If you want to find matching elements between two arrays just use & like so:
array1 = [2,3,4,5,6,7] #does not have repeated values[2,2,3] and the values are sorted
array2 = [2,5,7]
matches = array1 & array2
=> [2, 5, 7]
To print the matches and indexes found in each array, just loop through the matches array like so:
matches.each do |number|
puts "Match found element #{number}"
puts "array1 index=#{array1.rindex(number)}"
puts "array2 index=#{array2.rindex(number)}"
end
Match found element 2
array1 index=0
array2 index=0
Match found element 5
array1 index=3
array2 index=1
Match found element 7
array1 index=5
array2 index=2
For your codes, you just need to use break to exit the array2 loop, move to the next element in array1.
array2.each_with_index do |arr1, i1|
array1.each_with_index do |arr2, i2|
if (arr1==arr2)
puts ("Match found element array1: #{arr1} #{i1} and array2: #{arr2} #{i2}")
#if match element is found, exit from the current loop
break
end
end
end
Match found element array1: 2 0 and array2: 2 0
Match found element array1: 5 1 and array2: 5 3
Match found element array1: 7 2 and array2: 7 5
or
(array1 & array2).map{ |e| puts "Match found element #{e}" }
Match found element 2
Match found element 5
Match found element 7
Here's another way:
array1 = [2,3,4,5,6,7]
array2 = [2,5,7]
h = array1.each_with_index.to_h
#=> {2=>0, 3=>1, 4=>2, 5=>3, 6=>4, 7=>5}
array2.each_with_index.with_object({}) { |(v,i),g| g[v] = [h[v],i] if h.key?(v) }
#=> {2=>[0, 0], 5=>[3, 1], 7=>[5, 2]}
The second expression can be broken down as follows:
e0 = array2.each_with_index
#=> #<Enumerator: [2, 5, 7]:each_with_index>
We can see the elements of this enumerator by converting it to an array:
e0.to_a
#=> [[2, 0], [5, 1], [7, 2]]
e1 = e0.with_object({})
#=> #<Enumerator: #<Enumerator: [2, 5,7]:each_with_index>:with_object({})>
e1.to_a
#=> [[[2, 0], {}], [[5, 1], {}], [[7, 2], {}]]
The elements of the enumerator e are passed to the block and assigned to the block variables by Enumerator#each.

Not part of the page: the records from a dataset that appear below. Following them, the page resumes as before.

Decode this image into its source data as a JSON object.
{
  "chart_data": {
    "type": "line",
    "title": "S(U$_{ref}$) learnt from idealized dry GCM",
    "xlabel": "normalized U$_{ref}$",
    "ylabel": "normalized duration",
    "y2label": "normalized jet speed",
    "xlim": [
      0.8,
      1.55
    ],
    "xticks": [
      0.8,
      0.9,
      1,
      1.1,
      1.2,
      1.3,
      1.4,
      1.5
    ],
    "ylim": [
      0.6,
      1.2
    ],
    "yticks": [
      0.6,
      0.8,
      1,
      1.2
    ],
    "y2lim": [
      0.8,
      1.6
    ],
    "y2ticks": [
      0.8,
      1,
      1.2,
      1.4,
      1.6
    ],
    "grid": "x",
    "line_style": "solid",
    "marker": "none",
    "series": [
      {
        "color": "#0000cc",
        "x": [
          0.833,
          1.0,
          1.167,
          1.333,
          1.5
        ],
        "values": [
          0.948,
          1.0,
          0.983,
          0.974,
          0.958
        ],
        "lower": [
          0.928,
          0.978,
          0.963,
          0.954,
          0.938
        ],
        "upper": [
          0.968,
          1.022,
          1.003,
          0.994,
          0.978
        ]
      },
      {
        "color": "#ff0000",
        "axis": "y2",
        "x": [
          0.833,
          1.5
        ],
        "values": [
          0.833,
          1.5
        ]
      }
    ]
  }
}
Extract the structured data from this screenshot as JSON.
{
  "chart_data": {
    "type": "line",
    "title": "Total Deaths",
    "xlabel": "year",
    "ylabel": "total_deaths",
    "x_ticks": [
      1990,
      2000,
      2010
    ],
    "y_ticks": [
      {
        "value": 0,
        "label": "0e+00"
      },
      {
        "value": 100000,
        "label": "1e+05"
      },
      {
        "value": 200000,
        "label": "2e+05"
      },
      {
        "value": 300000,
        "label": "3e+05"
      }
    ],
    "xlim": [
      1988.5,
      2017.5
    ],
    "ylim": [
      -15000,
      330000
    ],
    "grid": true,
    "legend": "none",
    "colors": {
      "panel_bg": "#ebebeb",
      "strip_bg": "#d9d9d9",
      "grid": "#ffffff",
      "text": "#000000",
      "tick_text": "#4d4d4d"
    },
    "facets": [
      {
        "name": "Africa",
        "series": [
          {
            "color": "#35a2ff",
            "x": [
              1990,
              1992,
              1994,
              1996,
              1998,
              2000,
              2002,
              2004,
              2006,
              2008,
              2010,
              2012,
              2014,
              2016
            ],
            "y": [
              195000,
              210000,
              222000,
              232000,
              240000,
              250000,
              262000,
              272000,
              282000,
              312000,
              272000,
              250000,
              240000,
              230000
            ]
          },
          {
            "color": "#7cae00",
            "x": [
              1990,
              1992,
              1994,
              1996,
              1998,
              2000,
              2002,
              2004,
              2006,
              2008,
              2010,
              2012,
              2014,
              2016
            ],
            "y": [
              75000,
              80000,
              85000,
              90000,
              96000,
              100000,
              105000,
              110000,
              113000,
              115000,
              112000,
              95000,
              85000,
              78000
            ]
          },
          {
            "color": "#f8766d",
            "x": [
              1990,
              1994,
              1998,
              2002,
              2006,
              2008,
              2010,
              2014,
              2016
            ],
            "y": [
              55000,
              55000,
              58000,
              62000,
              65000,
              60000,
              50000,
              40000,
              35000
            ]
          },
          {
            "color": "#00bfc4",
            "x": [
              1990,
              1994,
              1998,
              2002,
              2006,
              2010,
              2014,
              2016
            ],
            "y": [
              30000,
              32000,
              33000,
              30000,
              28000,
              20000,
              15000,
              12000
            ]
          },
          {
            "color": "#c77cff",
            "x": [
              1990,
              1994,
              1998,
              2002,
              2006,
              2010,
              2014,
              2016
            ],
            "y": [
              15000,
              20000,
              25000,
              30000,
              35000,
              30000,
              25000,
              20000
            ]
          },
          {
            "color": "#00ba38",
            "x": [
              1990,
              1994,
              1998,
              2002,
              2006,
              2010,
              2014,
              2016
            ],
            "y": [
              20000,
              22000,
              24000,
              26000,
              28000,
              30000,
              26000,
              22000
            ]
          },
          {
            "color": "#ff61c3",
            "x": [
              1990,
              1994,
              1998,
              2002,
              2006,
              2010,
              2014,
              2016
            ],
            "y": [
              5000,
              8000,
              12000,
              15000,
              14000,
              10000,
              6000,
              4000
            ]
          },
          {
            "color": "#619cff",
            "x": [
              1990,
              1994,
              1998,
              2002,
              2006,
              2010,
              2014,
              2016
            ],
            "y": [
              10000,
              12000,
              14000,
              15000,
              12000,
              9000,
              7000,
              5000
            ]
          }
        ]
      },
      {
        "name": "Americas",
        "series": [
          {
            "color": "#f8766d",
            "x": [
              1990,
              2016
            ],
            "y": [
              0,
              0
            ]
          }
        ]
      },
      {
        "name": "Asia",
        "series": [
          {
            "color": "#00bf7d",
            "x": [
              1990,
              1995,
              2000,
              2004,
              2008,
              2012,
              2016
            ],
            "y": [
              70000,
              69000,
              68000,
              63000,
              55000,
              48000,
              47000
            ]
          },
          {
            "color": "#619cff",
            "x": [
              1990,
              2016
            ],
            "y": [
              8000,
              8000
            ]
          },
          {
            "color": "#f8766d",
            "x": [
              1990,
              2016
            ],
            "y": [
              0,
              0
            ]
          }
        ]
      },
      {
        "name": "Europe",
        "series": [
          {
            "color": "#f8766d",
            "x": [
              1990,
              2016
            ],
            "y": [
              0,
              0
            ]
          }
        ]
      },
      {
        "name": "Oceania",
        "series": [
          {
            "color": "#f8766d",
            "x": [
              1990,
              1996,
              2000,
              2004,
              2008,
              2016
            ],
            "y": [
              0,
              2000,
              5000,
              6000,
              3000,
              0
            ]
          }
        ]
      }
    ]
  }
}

The first (obtained using Enumerator#next) is:
(v,i),g = e1.next
#=> [[2, 0], {}]
v #=> 2
i #=> 0
g #=> {}
We can now execute the block:
g[v] = [h[v],i] if h.key?(v)
#=> g[2] = [h[2],0] if h.key(v)
# g[2] = [0,0] if true
The next element of e1 is now passed to the block:
(v,i),g = e1.next
#=> [[5, 1], {}]
v #=> 5
i #=> 1
g #=> {2=>[0, 0]}
g[v] = [h[v],i] if h.key?(v)
# g[5] = [h[5], 1] if h.key?(5)
# g[5] = [3, 1] if true
g #=> {2=>[0, 0], 5=>[3, 1]}
The calculation for the last element of e1 is similar.